As things stand, the BBC is not going to be required to reveal the individual amounts, but that is the way things are pointing. The money payable within any contract, whether for broadcasting talent or the supply of toilet rolls, has always been regarded in business as private, unless the parties agree otherwise.
It is commercially sensitive information and should be secret from everyone except the taxman. Anyway, unless commercial broadcasters publish the same information, there is little context for such information.
The broadcasters, BBC and commercial, do not shell out more money than they have to for broadcasters. They can buy in talent or develop it from within, which is a slower but cheaper process.
Christine Bleakley began broadcasting in Belfast's City Beat alongside Stephen Nolan.
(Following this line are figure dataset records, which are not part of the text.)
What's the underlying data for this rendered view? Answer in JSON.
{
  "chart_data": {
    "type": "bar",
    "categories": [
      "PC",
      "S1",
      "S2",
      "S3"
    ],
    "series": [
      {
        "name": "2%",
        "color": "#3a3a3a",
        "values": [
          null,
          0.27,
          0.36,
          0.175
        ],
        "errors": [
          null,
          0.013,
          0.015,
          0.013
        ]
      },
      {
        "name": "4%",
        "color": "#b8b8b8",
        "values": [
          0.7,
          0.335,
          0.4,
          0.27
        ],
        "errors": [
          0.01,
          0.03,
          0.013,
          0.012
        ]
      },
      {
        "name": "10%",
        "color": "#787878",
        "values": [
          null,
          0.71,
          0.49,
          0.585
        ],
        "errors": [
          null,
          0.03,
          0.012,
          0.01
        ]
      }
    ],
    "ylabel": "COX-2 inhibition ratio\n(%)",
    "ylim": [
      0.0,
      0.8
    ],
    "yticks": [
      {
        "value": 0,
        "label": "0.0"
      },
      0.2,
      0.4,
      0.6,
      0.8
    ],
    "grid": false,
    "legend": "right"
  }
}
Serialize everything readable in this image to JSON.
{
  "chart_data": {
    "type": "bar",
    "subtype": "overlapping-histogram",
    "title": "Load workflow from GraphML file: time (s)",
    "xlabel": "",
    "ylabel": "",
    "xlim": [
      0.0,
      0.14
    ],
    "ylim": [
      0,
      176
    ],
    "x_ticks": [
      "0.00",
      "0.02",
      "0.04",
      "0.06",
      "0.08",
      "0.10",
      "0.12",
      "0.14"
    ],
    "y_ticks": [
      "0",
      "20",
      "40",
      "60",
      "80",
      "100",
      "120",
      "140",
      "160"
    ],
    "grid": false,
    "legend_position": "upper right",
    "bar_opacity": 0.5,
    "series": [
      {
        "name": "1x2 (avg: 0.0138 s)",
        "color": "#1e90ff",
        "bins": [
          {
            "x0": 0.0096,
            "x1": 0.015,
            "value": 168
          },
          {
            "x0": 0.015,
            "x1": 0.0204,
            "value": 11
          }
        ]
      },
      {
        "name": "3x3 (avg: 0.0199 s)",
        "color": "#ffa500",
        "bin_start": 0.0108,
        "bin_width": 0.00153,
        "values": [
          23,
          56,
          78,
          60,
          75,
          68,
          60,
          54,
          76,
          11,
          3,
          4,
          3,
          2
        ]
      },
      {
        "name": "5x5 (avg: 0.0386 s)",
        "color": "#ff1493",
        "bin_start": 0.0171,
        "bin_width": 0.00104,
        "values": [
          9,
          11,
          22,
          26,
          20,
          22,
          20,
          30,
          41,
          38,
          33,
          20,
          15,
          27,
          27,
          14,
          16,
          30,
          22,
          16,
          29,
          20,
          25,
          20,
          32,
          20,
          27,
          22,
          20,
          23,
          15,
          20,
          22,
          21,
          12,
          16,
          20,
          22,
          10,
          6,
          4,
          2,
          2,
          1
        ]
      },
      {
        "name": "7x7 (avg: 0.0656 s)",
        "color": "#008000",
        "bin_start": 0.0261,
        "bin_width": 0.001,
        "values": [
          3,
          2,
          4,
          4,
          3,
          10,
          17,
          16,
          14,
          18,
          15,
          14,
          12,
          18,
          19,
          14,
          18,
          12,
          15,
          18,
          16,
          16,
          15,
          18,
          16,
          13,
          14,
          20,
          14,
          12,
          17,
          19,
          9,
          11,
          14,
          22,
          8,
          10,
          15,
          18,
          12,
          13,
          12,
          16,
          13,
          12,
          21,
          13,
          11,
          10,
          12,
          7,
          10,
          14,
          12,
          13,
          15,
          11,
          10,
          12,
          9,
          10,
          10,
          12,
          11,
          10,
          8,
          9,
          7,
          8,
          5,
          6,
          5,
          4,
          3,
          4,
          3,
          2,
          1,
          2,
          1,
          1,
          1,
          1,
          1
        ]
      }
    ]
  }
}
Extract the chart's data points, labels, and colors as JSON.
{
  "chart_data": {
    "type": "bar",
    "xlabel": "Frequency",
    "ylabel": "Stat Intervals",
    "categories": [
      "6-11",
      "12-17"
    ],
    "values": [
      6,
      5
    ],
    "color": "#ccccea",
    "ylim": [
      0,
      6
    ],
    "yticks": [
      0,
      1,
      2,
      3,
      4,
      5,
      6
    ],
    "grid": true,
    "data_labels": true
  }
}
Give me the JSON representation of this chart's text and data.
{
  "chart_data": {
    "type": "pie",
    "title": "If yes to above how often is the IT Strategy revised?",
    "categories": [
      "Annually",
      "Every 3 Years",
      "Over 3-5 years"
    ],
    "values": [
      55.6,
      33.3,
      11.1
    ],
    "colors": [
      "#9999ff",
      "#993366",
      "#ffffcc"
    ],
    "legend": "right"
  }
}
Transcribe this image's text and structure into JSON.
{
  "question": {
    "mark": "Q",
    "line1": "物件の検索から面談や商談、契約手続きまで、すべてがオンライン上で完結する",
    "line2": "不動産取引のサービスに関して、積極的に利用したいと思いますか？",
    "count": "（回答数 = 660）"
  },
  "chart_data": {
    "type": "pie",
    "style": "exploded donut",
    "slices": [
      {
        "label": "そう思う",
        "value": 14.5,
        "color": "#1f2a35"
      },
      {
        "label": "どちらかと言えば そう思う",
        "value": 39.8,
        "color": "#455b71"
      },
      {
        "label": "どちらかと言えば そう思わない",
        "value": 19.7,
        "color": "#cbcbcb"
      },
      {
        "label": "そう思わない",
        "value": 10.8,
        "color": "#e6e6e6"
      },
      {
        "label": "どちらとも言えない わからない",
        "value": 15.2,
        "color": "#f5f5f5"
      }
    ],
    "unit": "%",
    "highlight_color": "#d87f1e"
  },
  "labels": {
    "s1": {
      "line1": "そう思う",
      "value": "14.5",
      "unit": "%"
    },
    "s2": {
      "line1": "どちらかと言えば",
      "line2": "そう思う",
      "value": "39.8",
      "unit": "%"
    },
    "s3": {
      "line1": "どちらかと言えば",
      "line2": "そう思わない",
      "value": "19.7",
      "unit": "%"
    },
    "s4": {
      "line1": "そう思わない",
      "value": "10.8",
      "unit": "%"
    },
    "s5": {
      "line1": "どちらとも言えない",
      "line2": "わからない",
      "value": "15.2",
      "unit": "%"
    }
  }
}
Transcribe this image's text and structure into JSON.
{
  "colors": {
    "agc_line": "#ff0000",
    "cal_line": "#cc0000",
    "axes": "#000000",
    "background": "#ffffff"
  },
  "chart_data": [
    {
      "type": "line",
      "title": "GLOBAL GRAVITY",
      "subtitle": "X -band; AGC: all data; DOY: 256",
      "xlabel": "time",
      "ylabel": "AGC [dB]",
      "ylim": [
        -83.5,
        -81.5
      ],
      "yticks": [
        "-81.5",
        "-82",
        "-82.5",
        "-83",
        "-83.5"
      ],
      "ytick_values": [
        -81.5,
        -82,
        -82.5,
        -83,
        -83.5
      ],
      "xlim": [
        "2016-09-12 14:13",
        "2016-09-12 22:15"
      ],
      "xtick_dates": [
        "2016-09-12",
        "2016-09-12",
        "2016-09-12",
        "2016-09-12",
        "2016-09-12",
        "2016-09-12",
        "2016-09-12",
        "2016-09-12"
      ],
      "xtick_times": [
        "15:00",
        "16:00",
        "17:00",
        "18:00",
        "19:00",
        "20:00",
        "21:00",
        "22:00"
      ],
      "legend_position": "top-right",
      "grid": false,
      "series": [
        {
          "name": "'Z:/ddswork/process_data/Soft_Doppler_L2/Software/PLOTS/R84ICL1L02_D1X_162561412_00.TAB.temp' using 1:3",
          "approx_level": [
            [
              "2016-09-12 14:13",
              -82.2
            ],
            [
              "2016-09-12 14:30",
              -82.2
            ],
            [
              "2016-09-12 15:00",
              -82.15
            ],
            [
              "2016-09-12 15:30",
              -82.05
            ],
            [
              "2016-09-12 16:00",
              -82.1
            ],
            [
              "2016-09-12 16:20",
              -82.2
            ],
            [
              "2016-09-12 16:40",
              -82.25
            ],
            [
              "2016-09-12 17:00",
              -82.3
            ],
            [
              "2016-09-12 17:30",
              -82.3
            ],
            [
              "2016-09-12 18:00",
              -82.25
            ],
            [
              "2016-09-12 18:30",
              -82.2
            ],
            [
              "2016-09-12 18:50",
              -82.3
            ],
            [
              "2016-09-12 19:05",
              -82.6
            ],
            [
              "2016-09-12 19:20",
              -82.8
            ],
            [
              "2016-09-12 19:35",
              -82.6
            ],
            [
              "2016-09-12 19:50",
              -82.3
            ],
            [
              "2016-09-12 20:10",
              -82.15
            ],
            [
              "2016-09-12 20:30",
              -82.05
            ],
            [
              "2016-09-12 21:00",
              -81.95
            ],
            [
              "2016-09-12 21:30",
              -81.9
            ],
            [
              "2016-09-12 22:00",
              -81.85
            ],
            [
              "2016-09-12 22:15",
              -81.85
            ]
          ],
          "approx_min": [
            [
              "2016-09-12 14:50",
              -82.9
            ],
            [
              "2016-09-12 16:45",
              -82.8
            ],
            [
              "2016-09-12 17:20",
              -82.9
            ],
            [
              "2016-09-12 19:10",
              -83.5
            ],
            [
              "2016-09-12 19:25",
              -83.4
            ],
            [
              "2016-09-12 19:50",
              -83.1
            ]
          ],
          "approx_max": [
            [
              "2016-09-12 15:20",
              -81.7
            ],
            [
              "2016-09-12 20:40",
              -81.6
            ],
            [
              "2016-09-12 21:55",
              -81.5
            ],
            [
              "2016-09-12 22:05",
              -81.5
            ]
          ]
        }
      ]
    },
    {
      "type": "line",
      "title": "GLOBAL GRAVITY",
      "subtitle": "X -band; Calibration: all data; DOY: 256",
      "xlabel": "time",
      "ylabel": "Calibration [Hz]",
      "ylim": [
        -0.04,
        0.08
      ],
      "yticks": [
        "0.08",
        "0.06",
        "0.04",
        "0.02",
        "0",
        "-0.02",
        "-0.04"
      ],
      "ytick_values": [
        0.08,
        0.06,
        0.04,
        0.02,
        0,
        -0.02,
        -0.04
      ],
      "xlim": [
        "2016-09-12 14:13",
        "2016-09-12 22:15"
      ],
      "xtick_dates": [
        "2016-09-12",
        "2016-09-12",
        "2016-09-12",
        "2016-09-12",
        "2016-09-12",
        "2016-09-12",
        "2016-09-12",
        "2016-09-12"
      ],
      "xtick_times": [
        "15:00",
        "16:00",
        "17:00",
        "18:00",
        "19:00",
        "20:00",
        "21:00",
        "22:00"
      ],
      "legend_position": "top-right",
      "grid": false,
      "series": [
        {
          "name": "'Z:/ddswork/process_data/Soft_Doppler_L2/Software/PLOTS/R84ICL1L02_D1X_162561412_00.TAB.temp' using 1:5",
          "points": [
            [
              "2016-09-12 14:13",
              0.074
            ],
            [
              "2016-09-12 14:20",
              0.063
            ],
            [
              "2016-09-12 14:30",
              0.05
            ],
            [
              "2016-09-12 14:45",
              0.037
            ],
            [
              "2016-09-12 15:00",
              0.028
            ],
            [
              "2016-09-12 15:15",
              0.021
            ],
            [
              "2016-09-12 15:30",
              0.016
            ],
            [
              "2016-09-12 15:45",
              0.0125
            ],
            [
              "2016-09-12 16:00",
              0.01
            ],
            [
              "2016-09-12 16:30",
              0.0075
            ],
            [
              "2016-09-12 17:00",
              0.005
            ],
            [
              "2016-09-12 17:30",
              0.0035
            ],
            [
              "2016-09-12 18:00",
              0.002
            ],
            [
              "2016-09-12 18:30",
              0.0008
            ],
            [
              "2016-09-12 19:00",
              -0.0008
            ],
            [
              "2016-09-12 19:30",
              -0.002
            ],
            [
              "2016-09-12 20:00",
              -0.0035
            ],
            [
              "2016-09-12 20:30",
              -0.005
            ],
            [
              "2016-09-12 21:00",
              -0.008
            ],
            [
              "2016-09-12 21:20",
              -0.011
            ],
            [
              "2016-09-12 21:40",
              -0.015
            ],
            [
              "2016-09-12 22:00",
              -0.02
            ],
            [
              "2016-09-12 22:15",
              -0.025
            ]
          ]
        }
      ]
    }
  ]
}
Both migrated to the BBC and both were nurtured within BBC Belfast.
Stephen Nolan remains within the BBC as a local and national radio broadcaster; Christine moved to London and BBC network television. But both show what can be done with excellent talent-spotting and well-directed management.
However, this process must renew itself constantly, because its success very often leads to talented broadcasters going from cheap to expensive, and possibly becoming too expensive to retain. That is what happened with UTV broadcasters Gordon Burns and Ivor Mills and is what is happening with Christine and the BBC right now. This is a sign of success for all involved and we in Northern Ireland should be proud of it.
The money paid to top BBC executives is a different matter. In big commercial companies, there are boards with non-executive directors who often make the decisions about what the top people are to be paid. This is a moderating device.
There is evidence that the equivalent system at the BBC has not been working well. The result is widespread unease at high pay at the top, which is bad for a BBC funded by public levy. Recently announced pay freezes for top table people and some reductions go some way to reducing disquiet, but expect more measures. The BBC is very sensitive to political atmospheres and it knows that there is a new Government and a new sentiment at large prompting expectations not to be frustrated.
Having said all that, it should be remembered that the BBC is a success story. It is providing an astounding range of services for under £3 a week. Compare that with what Sky charges. Politicians and others should resist the temptation to micro-manage the BBC.
If you think the talent is expensive, be aware that the star broadcasters consume less than 7% of the BBC's income.